|시간 제한||메모리 제한||제출||정답||맞은 사람||정답 비율|
|2 초||128 MB||36||10||8||33.333%|
As you know, after the award ceremony of SWERC it is customary to publish a complete scoreboard with detailed information on the submissions and verdicts received. However, due to the buggy contest management system, most of the relevant data are not being recorded today. Clearly such state of affairs fails to meet the high standards we are committed to, so the judges have resolved to make up the rest of the data based on whatever shred of information left, and hope contestants are unable to tell the difference. To make our lives even simpler, we kindly ask you to provide a solution for us, or else today’s scoreboard will remain forever veiled in mystery (even the fake one).
What we will know by the end of the contest is the number T of teams, the number P of problems, and the number of accepted submissions by each team. From the number and colour of balloons floating around on the premises we will also be able to infer how many teams solved each of the problems. Your task is to figure out which teams solved which problems.
Our counting skills are not up to par, so your program should be able to detect when the data we collected must be wrong (see sample input 1). Otherwise you should output a possible solution, represented as a sequence of T strings of P characters each, in the following way. Both problems and teams are assigned with distinct integers, from 1 to P and 1 to T, respectively. For team number i (1 ≤ i ≤ T), write the string on alphabet N,Y such that its j-th (1 ≤ j ≤ P) character is Y if the team managed to get problem j accepted, and N otherwise. For example, the following three strings form a solution to the second sample case, where the score of each of three teams is 2, 1, 2, and the count of accepted submissions for each of three problems is 1, 2, 2:
NYY NNY YYN
There is at least one other solution, namely
NYY NYN YNY
When several solutions are possible we ask you to supply the one giving rise to the lexicographically smallest string, when each of the T rows are concatenated in order. In the example above we prefer the first solution, since NYYNNYYYN comes before NYYNYNYNY in lexicographical order. (String S comes before S' in lexicographical order if the first different character between the two is N in S but Y in S').
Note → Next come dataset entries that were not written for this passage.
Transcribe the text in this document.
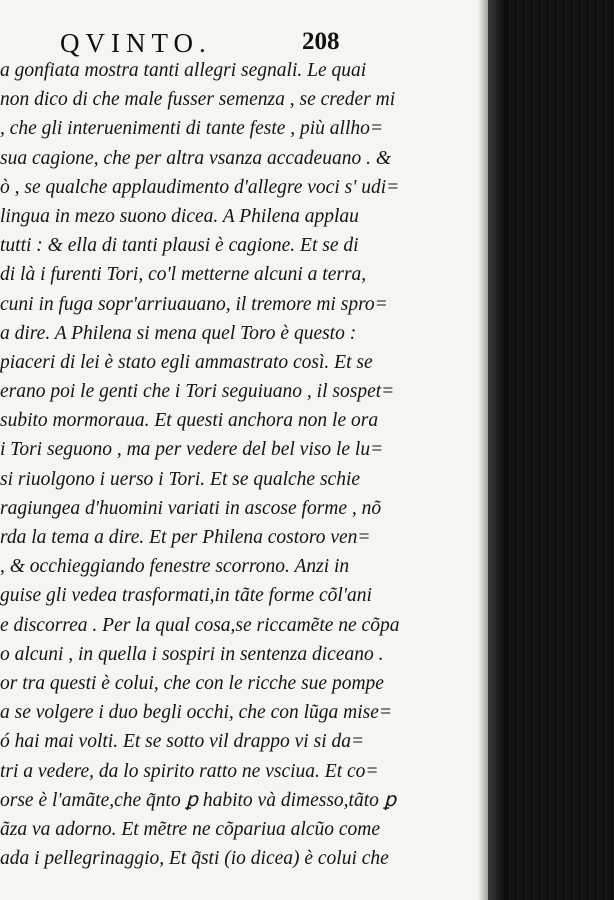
QVINTO.	208
a gonfiata mostra tanti allegri segnali. Le quai
non dico di che male fusser semenza , se creder mi
, che gli interuenimenti di tante feste , più allho=
sua cagione, che per altra vsanza accadeuano . &
ò , se qualche applaudimento d'allegre voci s' udi=
lingua in mezo suono dicea. A Philena applau
tutti : & ella di tanti plausi è cagione. Et se di
di là i furenti Tori, co'l metterne alcuni a terra,
cuni in fuga sopr'arriuauano, il tremore mi spro=
a dire. A Philena si mena quel Toro è questo :
piaceri di lei è stato egli ammastrato così. Et se
erano poi le genti che i Tori seguiuano , il sospet=
subito mormoraua. Et questi anchora non le ora
i Tori seguono , ma per vedere del bel viso le lu=
si riuolgono i uerso i Tori. Et se qualche schie
ragiungea d'huomini variati in ascose forme , nõ
rda la tema a dire. Et per Philena costoro ven=
, & occhieggiando fenestre scorrono. Anzi in
guise gli vedea trasformati,in tãte forme cõl'ani
e discorrea . Per la qual cosa,se riccamẽte ne cõpa
o alcuni , in quella i sospiri in sentenza diceano .
or tra questi è colui, che con le ricche sue pompe
a se volgere i duo begli occhi, che con lũga mise=
ó hai mai volti. Et se sotto vil drappo vi si da=
tri a vedere, da lo spirito ratto ne vsciua. Et co=
orse è l'amãte,che q̃nto ꝑ habito và dimesso,tãto ꝑ
ãza va adorno. Et mẽtre ne cõpariua alcũo come
ada i pellegrinaggio, Et q̃sti (io dicea) è colui che
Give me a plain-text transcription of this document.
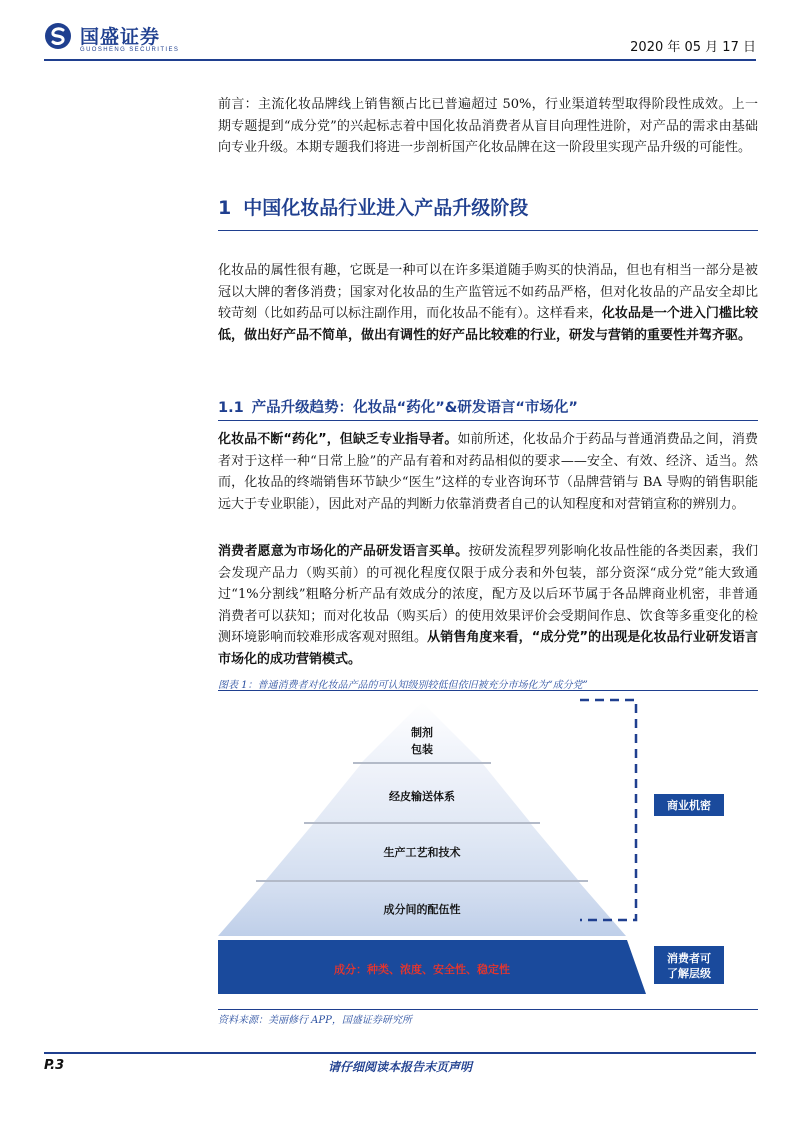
国盛证券
GUOSHENG SECURITIES	2020 年 05 月 17 日
前言：主流化妆品牌线上销售额占比已普遍超过 50%，行业渠道转型取得阶段性成效。上一期专题提到“成分党”的兴起标志着中国化妆品消费者从盲目向理性进阶，对产品的需求由基础向专业升级。本期专题我们将进一步剖析国产化妆品牌在这一阶段里实现产品升级的可能性。
1 中国化妆品行业进入产品升级阶段
化妆品的属性很有趣，它既是一种可以在许多渠道随手购买的快消品，但也有相当一部分是被冠以大牌的奢侈消费；国家对化妆品的生产监管远不如药品严格，但对化妆品的产品安全却比较苛刻（比如药品可以标注副作用，而化妆品不能有）。这样看来，化妆品是一个进入门槛比较低，做出好产品不简单，做出有调性的好产品比较难的行业，研发与营销的重要性并驾齐驱。
1.1 产品升级趋势：化妆品“药化”&研发语言“市场化”
化妆品不断“药化”，但缺乏专业指导者。如前所述，化妆品介于药品与普通消费品之间，消费者对于这样一种“日常上脸”的产品有着和对药品相似的要求——安全、有效、经济、适当。然而，化妆品的终端销售环节缺少“医生”这样的专业咨询环节（品牌营销与 BA 导购的销售职能远大于专业职能），因此对产品的判断力依靠消费者自己的认知程度和对营销宣称的辨别力。
消费者愿意为市场化的产品研发语言买单。按研发流程罗列影响化妆品性能的各类因素，我们会发现产品力（购买前）的可视化程度仅限于成分表和外包装，部分资深“成分党”能大致通过“1%分割线”粗略分析产品有效成分的浓度，配方及以后环节属于各品牌商业机密，非普通消费者可以获知；而对化妆品（购买后）的使用效果评价会受期间作息、饮食等多重变化的检测环境影响而较难形成客观对照组。从销售角度来看，“成分党”的出现是化妆品行业研发语言市场化的成功营销模式。
图表 1：普通消费者对化妆品产品的可认知级别较低但依旧被充分市场化为“成分党”
制剂
包装
经皮输送体系
生产工艺和技术
成分间的配伍性
成分：种类、浓度、安全性、稳定性
商业机密
消费者可
了解层级
资料来源：美丽修行 APP，国盛证券研究所
P.3	请仔细阅读本报告末页声明
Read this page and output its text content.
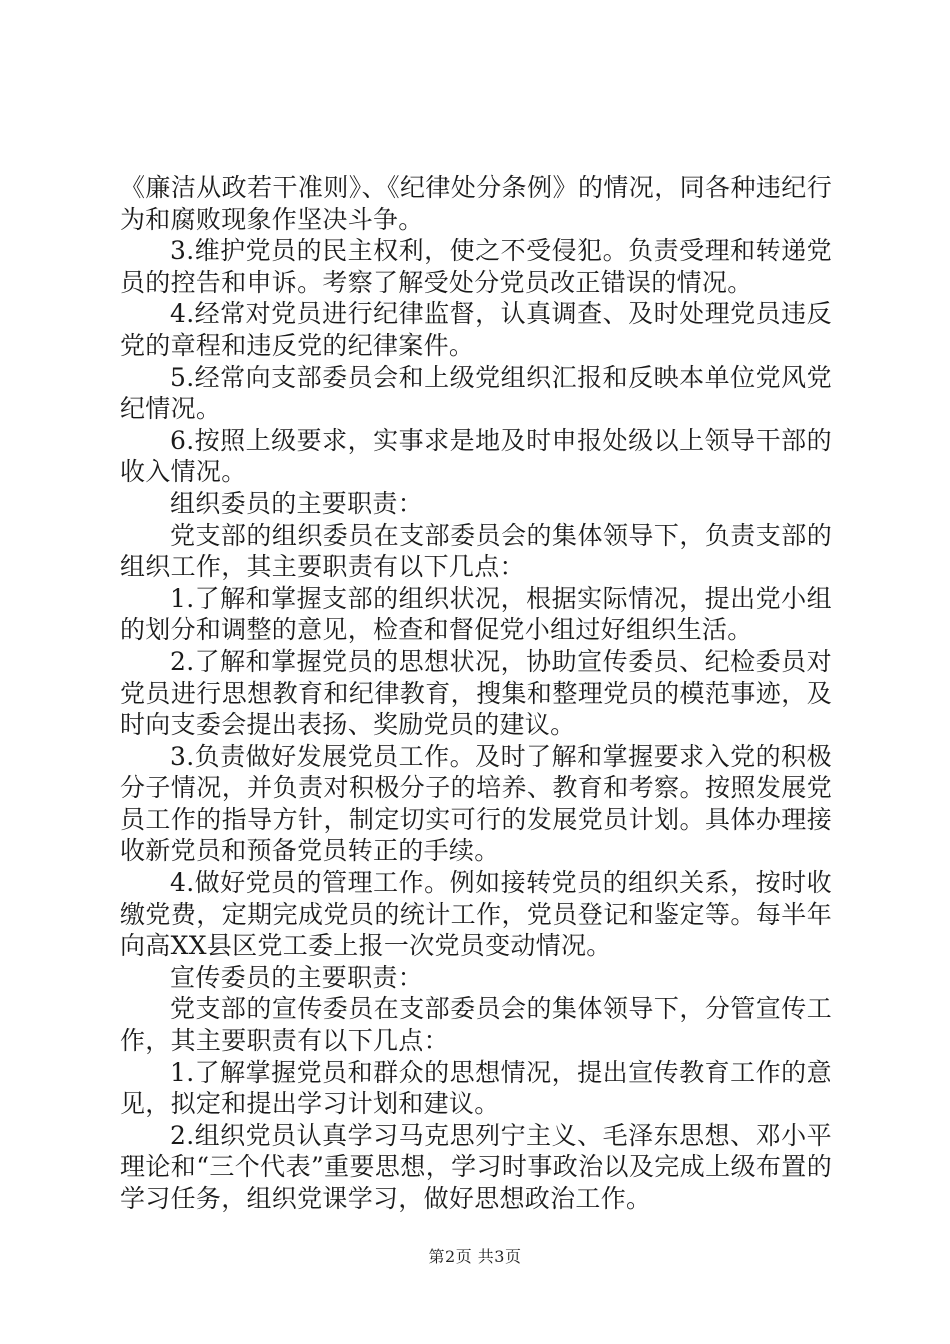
《廉洁从政若干准则》、《纪律处分条例》的情况，同各种违纪行为和腐败现象作坚决斗争。

3.维护党员的民主权利，使之不受侵犯。负责受理和转递党员的控告和申诉。考察了解受处分党员改正错误的情况。

4.经常对党员进行纪律监督，认真调查、及时处理党员违反党的章程和违反党的纪律案件。

5.经常向支部委员会和上级党组织汇报和反映本单位党风党纪情况。

6.按照上级要求，实事求是地及时申报处级以上领导干部的收入情况。

组织委员的主要职责：

党支部的组织委员在支部委员会的集体领导下，负责支部的组织工作，其主要职责有以下几点：

1.了解和掌握支部的组织状况，根据实际情况，提出党小组的划分和调整的意见，检查和督促党小组过好组织生活。

2.了解和掌握党员的思想状况，协助宣传委员、纪检委员对党员进行思想教育和纪律教育，搜集和整理党员的模范事迹，及时向支委会提出表扬、奖励党员的建议。

3.负责做好发展党员工作。及时了解和掌握要求入党的积极分子情况，并负责对积极分子的培养、教育和考察。按照发展党员工作的指导方针，制定切实可行的发展党员计划。具体办理接收新党员和预备党员转正的手续。

4.做好党员的管理工作。例如接转党员的组织关系，按时收缴党费，定期完成党员的统计工作，党员登记和鉴定等。每半年向高XX县区党工委上报一次党员变动情况。

宣传委员的主要职责：

党支部的宣传委员在支部委员会的集体领导下，分管宣传工作，其主要职责有以下几点：

1.了解掌握党员和群众的思想情况，提出宣传教育工作的意见，拟定和提出学习计划和建议。

2.组织党员认真学习马克思列宁主义、毛泽东思想、邓小平理论和“三个代表”重要思想，学习时事政治以及完成上级布置的学习任务，组织党课学习，做好思想政治工作。

第2页 共3页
Each input case is described by three lines:
The first contains two space-separated integers T (the number of teams) and P (the number of problems), with 1 ≤ T, P ≤ 80. The second contains T space-separated integers between 0 and 90 (inclusive), the i-th of which indicates the number of problems solved by team i. The third (and last) line has P integers between 0 and 90, the j-th of which describes the number of teams successfully solving problem j.
Different input cases are separated by a blank line. The last line of the input file will be 0 0.
If the input data has a solution, print T lines of P characters each, depicting the lexicographically smallest solution as explained above. Otherwise output a single line with the word Impossible. In any case a blank line should separate outputs for different test cases.